If Oregonians want to address the growing gap between rich and poor, it would seem we have two options: Reduce the income of those making the most or raise the income of those making the least.
There are those who will categorically oppose either method.
Raising taxes, or even simply closing some of the many tax loopholes benefitting those in the upper income brackets, is described by opponents as a job killer and anti-democratic. Those making high wages need the full financial support of the state or they will take themselves, and their business, to a state or country more conducive to the unimpeded stockpiling of wealth by the individual.
Raising the minimum wage is also described as a job killer and anti-democratic: Those making high profits via the employment of large numbers of minimum-wage workers need the full financial support of the state or they will take themselves, and their business, to a state or country more conducive to the unimpeded stockpiling of wealth by the corporation.
The solution, it is represented, comes not from government interference but from the “free enterprise system” which, we are told, would ensure a level playing field if only the government would stop telling business people and corporate leaders what to do.
It’s hard to imagine a situation in which the role of government is strictly limited and the corporation is given a free hand in dealing with the wage worker, but we don’t need to rely on imagination:
Roll back the years and you will find just that sort of situation following construction of the first intercontinental railroad, which opened Idaho, Montana, Washington and Oregon to large-scale extraction industries. Wheat, mining, logging and construction all needed “human machines.”
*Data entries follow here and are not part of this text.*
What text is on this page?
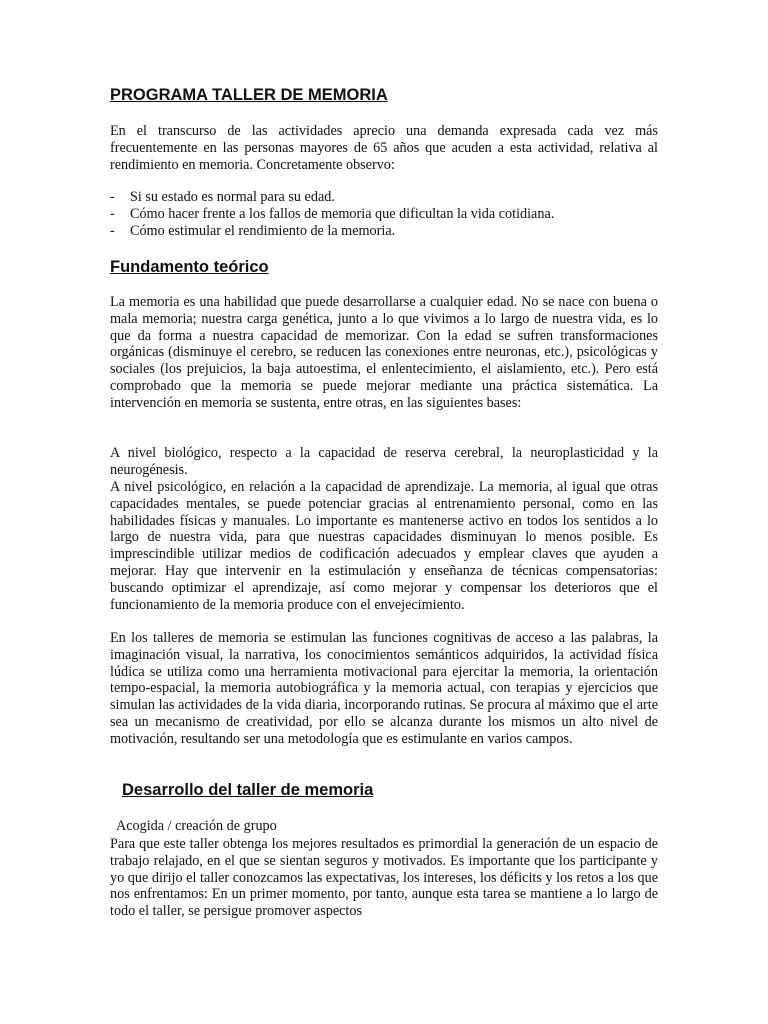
PROGRAMA TALLER DE MEMORIA

En el transcurso de las actividades aprecio una demanda expresada cada vez más frecuentemente en las personas mayores de 65 años que acuden a esta actividad, relativa al rendimiento en memoria. Concretamente observo:

- Si su estado es normal para su edad.
- Cómo hacer frente a los fallos de memoria que dificultan la vida cotidiana.
- Cómo estimular el rendimiento de la memoria.
Fundamento teórico

La memoria es una habilidad que puede desarrollarse a cualquier edad. No se nace con buena o mala memoria; nuestra carga genética, junto a lo que vivimos a lo largo de nuestra vida, es lo que da forma a nuestra capacidad de memorizar. Con la edad se sufren transformaciones orgánicas (disminuye el cerebro, se reducen las conexiones entre neuronas, etc.), psicológicas y sociales (los prejuicios, la baja autoestima, el enlentecimiento, el aislamiento, etc.). Pero está comprobado que la memoria se puede mejorar mediante una práctica sistemática. La intervención en memoria se sustenta, entre otras, en las siguientes bases:

A nivel biológico, respecto a la capacidad de reserva cerebral, la neuroplasticidad y la neurogénesis.

A nivel psicológico, en relación a la capacidad de aprendizaje. La memoria, al igual que otras capacidades mentales, se puede potenciar gracias al entrenamiento personal, como en las habilidades físicas y manuales. Lo importante es mantenerse activo en todos los sentidos a lo largo de nuestra vida, para que nuestras capacidades disminuyan lo menos posible. Es imprescindible utilizar medios de codificación adecuados y emplear claves que ayuden a mejorar. Hay que intervenir en la estimulación y enseñanza de técnicas compensatorias: buscando optimizar el aprendizaje, así como mejorar y compensar los deterioros que el funcionamiento de la memoria produce con el envejecimiento.

En los talleres de memoria se estimulan las funciones cognitivas de acceso a las palabras, la imaginación visual, la narrativa, los conocimientos semánticos adquiridos, la actividad física lúdica se utiliza como una herramienta motivacional para ejercitar la memoria, la orientación tempo-espacial, la memoria autobiográfica y la memoria actual, con terapias y ejercicios que simulan las actividades de la vida diaria, incorporando rutinas. Se procura al máximo que el arte sea un mecanismo de creatividad, por ello se alcanza durante los mismos un alto nivel de motivación, resultando ser una metodología que es estimulante en varios campos.

Desarrollo del taller de memoria

Acogida / creación de grupo

Para que este taller obtenga los mejores resultados es primordial la generación de un espacio de trabajo relajado, en el que se sientan seguros y motivados. Es importante que los participante y yo que dirijo el taller conozcamos las expectativas, los intereses, los déficits y los retos a los que nos enfrentamos: En un primer momento, por tanto, aunque esta tarea se mantiene a lo largo de todo el taller, se persigue promover aspectos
In those years, much of the labor in the Pacific Northwest was migratory: Huge crews were needed for a relatively short period of time each year to harvest wheat on the Columbia Plateau in the fall, in the mining and logging industries during spring and summer, and on railroad construction crews.
This huge, migratory workforce had little community and could not vote.
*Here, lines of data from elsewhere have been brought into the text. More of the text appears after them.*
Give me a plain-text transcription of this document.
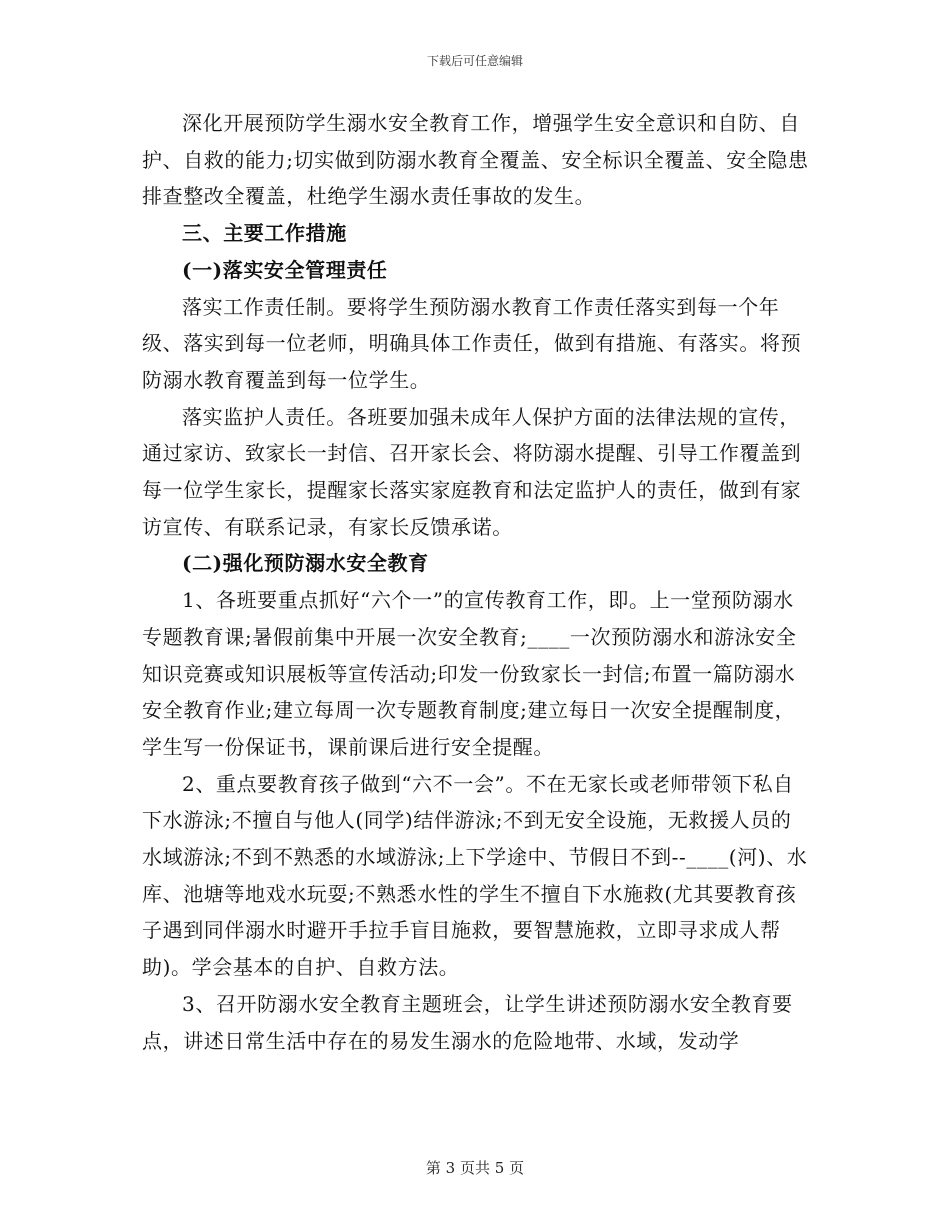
下载后可任意编辑

深化开展预防学生溺水安全教育工作，增强学生安全意识和自防、自护、自救的能力;切实做到防溺水教育全覆盖、安全标识全覆盖、安全隐患排查整改全覆盖，杜绝学生溺水责任事故的发生。

三、主要工作措施

(一)落实安全管理责任

落实工作责任制。要将学生预防溺水教育工作责任落实到每一个年级、落实到每一位老师，明确具体工作责任，做到有措施、有落实。将预防溺水教育覆盖到每一位学生。

落实监护人责任。各班要加强未成年人保护方面的法律法规的宣传，通过家访、致家长一封信、召开家长会、将防溺水提醒、引导工作覆盖到每一位学生家长，提醒家长落实家庭教育和法定监护人的责任，做到有家访宣传、有联系记录，有家长反馈承诺。

(二)强化预防溺水安全教育

1、各班要重点抓好“六个一”的宣传教育工作，即。上一堂预防溺水专题教育课;暑假前集中开展一次安全教育;____一次预防溺水和游泳安全知识竞赛或知识展板等宣传活动;印发一份致家长一封信;布置一篇防溺水安全教育作业;建立每周一次专题教育制度;建立每日一次安全提醒制度，学生写一份保证书，课前课后进行安全提醒。

2、重点要教育孩子做到“六不一会”。不在无家长或老师带领下私自下水游泳;不擅自与他人(同学)结伴游泳;不到无安全设施，无救援人员的水域游泳;不到不熟悉的水域游泳;上下学途中、节假日不到--____(河)、水库、池塘等地戏水玩耍;不熟悉水性的学生不擅自下水施救(尤其要教育孩子遇到同伴溺水时避开手拉手盲目施救，要智慧施救，立即寻求成人帮助)。学会基本的自护、自救方法。

3、召开防溺水安全教育主题班会，让学生讲述预防溺水安全教育要点，讲述日常生活中存在的易发生溺水的危险地带、水域，发动学

第 3 页共 5 页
Work conditions in many industries were so poor — horrific working conditions, dangerous mining conditions, low wages — that in 1892, mine owners and workers engaged in an all-out war — the workers were winning, since they had all the dynamite — until U.S. troops were called in and martial law was declared.
Violent confrontations occurred again in 1899, conditions only improved with federal intervention during WWI.
“Free enterprise” with no government regulation was problematic, it seems.
Raising the minimum wage seems like a better alternative.
Polls show that most Oregonians support raising the minimum wage — although most believe $15 an hour is too high — giving state legislators room for compromise.
Basing policies on what should happen in an ideal world instead of reality is a bad idea. Especially when government is making decisions about how private industry ought to do business without taking time to thoroughly study the potential harms.
Such is the case with movement in the Oregon Legislature to bump up the state’s minimum wage to as high as $15 per hour, which seems to be the most popular option. In the name of social justice, Democrats are pushing in this direction, seemingly without regard for the actual economic situation facing many small businesses.
In rural Oregon, store owners and many companies are struggling to get back on their feet after the Great Recession. And farmers and ranchers are already pinched by the growing cost of complying with state and federal mandates.
How about small stores that give teens the opportunity to learn customer service skills while they earn minimum wage? Would having to pay someone with no job experience $15 per hour outweigh the benefits?
Marie Bowers Stagg, a fifth generation farmer in Linn and Lane counties, calculated the fiscal impact of raising the minimum wage further – Oregon already has the second highest in the nation – and provided Legislators with these statistics:
Her current cost on a per acre basis for seven employees is now $9.07 and would rise to $13.65 with a $15 per hour wage.
That means, said Stagg, her farm would need to produce at least 75,000 more pounds of ryegrass each year to stay profitable. She said yield is dictated by many factors that might not make that possible.
If the Legislature went ahead with plans to raise the minimum wage, she said the farm’s seasonal workforce would likely be hired from outside the country because that would be more cost effective.
Small enterprises not in agriculture will not have an alternative to the added wage costs, so many will end up reducing the workforce to meet the added expense.
That should be a big concern to the Legislature when more than 97 percent of Oregon employers are small businesses and the state has the second highest unemployment rate in the U.S.
Activists say a $15 minimum wage would put more than $1,000 a month in a full-time worker’s pocket. However, a recent analysis by Oregon’s nonpartisan Legislative Revenue Office suggests the figure for a single parent might actually be $49 per month once lost food stamps and tax refunds are factored in.
And what about employees who now make more than $15 per hour because they have a higher skill set? Won’t businesses also have to increase their earnings to make the added responsibility worthwhile?
Shouldn’t all these factors be thoroughly studied before government leaders do something that might actually end up costing people jobs?